To further decouple its apps from Android, Google has just published its Calculator app to the Play Store.

The app is the same exact one you would find on stock Android, but it’s not the first built-in app Google has brought over for people to download onto non-stock devices. Last year, Google moved the stock Clock, Phone, Contacts, and Google Camera app to the Play Store. Unfortunately, the Phone and Contacts app is only compatible with Nexus, Android One, and Google Play Edition devices running Android Marshmallow and higher.

Related: You can now grab the stock Google Contacts and Phone apps from the Play Store

That’s not the case for the rest of them, though, but the new Calculator app still requires Android 6.0 Marshmallow.

The app itself is more or less the same as the stock version, except Google has added Android Wear support. Now you can relive the memories of owning a calculator watch, by solving mathematical equations on the go.

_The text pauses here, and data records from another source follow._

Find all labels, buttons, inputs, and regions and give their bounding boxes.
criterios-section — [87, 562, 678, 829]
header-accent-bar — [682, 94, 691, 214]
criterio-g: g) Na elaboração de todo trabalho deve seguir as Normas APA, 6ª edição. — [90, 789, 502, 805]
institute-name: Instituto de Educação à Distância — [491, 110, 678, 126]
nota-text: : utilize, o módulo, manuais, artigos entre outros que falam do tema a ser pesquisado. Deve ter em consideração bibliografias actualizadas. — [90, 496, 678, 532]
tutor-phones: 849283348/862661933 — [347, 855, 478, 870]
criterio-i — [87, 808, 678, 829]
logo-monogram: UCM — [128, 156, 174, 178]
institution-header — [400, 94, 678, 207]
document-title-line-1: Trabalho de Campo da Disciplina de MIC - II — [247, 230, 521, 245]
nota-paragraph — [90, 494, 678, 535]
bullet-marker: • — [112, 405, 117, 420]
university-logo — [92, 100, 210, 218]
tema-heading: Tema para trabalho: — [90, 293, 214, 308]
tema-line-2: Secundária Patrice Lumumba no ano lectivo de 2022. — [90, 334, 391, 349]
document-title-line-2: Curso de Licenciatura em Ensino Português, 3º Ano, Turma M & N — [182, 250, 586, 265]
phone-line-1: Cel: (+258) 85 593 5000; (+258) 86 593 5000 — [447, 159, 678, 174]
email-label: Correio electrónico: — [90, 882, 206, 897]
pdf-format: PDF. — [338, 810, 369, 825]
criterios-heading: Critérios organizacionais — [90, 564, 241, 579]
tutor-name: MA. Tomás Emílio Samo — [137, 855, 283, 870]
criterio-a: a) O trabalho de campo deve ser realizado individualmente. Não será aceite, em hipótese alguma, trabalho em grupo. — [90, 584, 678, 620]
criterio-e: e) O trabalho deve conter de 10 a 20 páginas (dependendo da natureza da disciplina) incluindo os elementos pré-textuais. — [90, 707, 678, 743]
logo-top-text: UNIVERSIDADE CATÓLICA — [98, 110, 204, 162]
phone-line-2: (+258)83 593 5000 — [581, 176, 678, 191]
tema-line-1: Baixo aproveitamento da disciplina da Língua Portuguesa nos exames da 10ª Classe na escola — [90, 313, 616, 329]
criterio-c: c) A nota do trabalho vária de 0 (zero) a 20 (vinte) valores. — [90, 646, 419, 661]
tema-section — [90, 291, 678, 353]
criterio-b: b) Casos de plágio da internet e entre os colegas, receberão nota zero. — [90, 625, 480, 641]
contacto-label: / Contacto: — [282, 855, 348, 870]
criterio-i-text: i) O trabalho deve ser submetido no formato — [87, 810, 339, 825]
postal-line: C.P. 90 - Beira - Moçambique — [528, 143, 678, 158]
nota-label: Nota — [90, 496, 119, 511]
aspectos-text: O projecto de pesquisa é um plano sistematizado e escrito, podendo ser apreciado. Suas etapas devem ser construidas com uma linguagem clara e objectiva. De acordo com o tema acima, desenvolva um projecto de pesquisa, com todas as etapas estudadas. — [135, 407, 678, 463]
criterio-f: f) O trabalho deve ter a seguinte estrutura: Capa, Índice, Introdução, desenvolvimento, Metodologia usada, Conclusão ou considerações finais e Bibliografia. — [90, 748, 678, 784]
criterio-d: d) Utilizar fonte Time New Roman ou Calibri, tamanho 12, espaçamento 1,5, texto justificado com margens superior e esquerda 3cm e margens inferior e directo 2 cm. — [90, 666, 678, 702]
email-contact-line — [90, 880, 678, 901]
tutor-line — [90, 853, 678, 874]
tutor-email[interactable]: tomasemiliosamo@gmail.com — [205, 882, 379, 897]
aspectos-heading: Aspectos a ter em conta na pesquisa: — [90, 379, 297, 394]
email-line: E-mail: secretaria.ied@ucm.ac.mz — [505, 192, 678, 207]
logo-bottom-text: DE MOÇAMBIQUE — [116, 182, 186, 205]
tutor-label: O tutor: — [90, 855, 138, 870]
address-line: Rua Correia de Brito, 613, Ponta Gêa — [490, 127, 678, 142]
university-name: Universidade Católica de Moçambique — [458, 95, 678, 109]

Google’s recent move to decouple these apps from the operating system is a boon for those on other devices with skinned-Android versions, but want a stock Android experience. For example, if you preferred the look of Google’s Calculator app as opposed to the one bundled on the Samsung Galaxy S7, now you have the option to download it. It’s also easier for Google to offer updates to these apps through the Play Store, unlike how it had to rely on system updates before.

Related: FTC is investigating complaints about Google’s ‘home-screen advantage’ on Android

But the search giant’s actions are likely results of increasing scrutiny of how it bundles and promotes its services and apps on almost all Android devices. When you get an Android device, you’ll likely see many Google apps pre-installed like Google Maps, Chrome, and more. Manufacturers have increasingly been looking to replace most of these apps for their own variants, and have complained that Google’s practices are anti-competitive.

Either way, breaking free more of the pre-installed apps from the Android operating system is a good thing. Though it’s unfortunate that some of them are only compatible on devices with Marshmallow or higher, considering that Android 6.0 is only on 2.3 percent of devices.